L’IA et la fraude bancaire
Mathilde Clauser (directrice chez Revolut) présente les services offerts par sa banque (50 millions de clients), dont l’objectif prioritaire est d’assurer la sécurité des opérations de ses clients business et retail. Elle distingue la fraude non autorisée et la « fraude autorisée ». Cette dernière couvre notamment les extorsions de fonds par usurpation d’identité (visuelle et/ou sonore) grâce aux réseaux sociaux (notamment META et X). Elle montre, par des cas d’usage, les apports de l’IA dans la détection de ces fraudes. Elle estime qu’ainsi plus de 90% des fraudes sont détectées grâce à l’IA chez Revolut.
L’IA et la compliance
Frédéric Boulier (directeur compliance chez Oracle) présente les derniers développements de l’IA en matière de gestion de la conformité. Il révèle que près de 250 milliards d’€ sont dépensés chaque année par les banques pour lutter contre l’insécurité financière et vérifier la conformité du reporting de durabilité. Il admet que l’apprentissage non supervisé par l’IA générative est créateur de valeur car il permet d’améliorer le KYC et le nombre de superviseurs (ou data scientists) chargés de contrôler et de mieux exploiter le reporting extra-financier des grandes entreprises, et bientôt, des ETI et des PME, ainsi que de corriger les biais observés dans les logiciels permettant d’exploiter les données des rapports.
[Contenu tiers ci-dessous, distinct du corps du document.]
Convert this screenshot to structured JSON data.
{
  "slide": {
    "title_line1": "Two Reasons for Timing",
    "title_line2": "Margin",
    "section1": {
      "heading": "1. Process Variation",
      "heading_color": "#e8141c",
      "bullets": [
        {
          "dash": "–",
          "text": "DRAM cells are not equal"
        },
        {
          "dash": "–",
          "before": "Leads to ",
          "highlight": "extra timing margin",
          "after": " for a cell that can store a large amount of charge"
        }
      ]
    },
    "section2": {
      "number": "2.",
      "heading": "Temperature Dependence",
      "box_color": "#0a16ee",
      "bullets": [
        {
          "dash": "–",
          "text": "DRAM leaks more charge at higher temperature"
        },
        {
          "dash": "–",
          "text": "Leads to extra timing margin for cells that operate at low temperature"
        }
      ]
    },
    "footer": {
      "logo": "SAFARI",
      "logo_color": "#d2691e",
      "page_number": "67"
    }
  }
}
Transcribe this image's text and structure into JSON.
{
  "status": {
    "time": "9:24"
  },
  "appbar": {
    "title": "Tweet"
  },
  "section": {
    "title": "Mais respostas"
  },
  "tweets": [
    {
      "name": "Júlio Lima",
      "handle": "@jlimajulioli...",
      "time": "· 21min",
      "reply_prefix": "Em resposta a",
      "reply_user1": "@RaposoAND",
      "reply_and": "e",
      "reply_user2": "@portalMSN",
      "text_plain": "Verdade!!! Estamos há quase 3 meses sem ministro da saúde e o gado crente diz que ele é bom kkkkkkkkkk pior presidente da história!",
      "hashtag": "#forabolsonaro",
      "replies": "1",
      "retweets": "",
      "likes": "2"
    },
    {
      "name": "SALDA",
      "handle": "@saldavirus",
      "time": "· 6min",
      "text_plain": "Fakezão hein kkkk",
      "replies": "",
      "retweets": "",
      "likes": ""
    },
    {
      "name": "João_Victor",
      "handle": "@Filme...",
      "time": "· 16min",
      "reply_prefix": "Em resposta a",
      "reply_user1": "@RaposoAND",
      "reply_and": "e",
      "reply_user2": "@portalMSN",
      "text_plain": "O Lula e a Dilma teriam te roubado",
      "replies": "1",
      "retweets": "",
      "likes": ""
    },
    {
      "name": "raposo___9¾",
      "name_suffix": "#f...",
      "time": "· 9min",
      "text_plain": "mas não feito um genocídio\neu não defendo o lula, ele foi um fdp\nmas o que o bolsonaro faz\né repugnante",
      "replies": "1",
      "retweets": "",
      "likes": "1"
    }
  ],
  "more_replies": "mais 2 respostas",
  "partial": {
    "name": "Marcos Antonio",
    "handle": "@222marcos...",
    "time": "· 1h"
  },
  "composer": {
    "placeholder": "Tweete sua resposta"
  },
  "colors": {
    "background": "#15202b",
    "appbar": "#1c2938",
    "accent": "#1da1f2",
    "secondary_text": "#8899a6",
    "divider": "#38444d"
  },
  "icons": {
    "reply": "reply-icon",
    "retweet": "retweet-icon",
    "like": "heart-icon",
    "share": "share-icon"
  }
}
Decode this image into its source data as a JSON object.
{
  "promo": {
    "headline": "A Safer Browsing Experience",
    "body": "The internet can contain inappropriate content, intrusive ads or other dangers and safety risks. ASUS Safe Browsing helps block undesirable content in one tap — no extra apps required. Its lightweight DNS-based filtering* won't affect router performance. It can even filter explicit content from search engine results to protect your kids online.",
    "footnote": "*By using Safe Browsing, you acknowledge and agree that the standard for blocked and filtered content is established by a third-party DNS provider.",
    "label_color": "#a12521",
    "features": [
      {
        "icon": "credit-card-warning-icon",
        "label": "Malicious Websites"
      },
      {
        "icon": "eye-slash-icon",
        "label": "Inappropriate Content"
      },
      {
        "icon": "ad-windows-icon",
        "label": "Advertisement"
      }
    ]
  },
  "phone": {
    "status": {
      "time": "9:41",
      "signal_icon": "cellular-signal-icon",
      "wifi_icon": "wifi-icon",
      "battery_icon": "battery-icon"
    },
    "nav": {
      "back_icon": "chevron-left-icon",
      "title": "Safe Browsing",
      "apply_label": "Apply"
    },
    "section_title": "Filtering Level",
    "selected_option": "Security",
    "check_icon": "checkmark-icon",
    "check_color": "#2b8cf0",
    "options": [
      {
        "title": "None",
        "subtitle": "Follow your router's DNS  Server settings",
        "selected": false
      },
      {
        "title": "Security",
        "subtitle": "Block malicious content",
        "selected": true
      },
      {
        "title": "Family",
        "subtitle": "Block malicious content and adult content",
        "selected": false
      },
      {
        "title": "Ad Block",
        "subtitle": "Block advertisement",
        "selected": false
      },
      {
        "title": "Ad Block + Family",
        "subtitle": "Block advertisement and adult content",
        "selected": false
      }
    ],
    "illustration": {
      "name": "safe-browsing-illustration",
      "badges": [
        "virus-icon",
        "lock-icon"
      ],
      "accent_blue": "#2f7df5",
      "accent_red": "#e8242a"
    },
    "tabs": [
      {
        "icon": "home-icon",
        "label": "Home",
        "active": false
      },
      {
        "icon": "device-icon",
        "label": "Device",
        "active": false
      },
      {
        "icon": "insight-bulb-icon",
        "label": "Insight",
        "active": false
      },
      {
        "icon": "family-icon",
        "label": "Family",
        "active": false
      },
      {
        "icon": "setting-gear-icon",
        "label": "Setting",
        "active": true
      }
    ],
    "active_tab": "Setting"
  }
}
L’IA et la notation financière
Vincent Gusdorf (managing director chez Moody’s) analyse l’apport de l’IA dans le processus de notation financière des sociétés cotées (1). Il soutient que les logiciels de dernière génération (comme GPT 4o et Deepseek) disposent d’une « capacité de raisonnement » qui contribue à accélérer leur efficience en matière de détection des défauts d’information des émetteurs de titres financiers. Malgré ces avancées, il estime toutefois que les risques des placements sont encore insuffisamment mesurés par les agences de notation.
Compte rendu rédigé par J-J.Pluchart
- lire le chapitre de J-J. Pluchart, « Vers une notation ESG des émetteurs de titres de crédit », in C.de Bossiseu et D Chesneau, Réussir le transition énergétique et écologique, Eds Eska, 2024.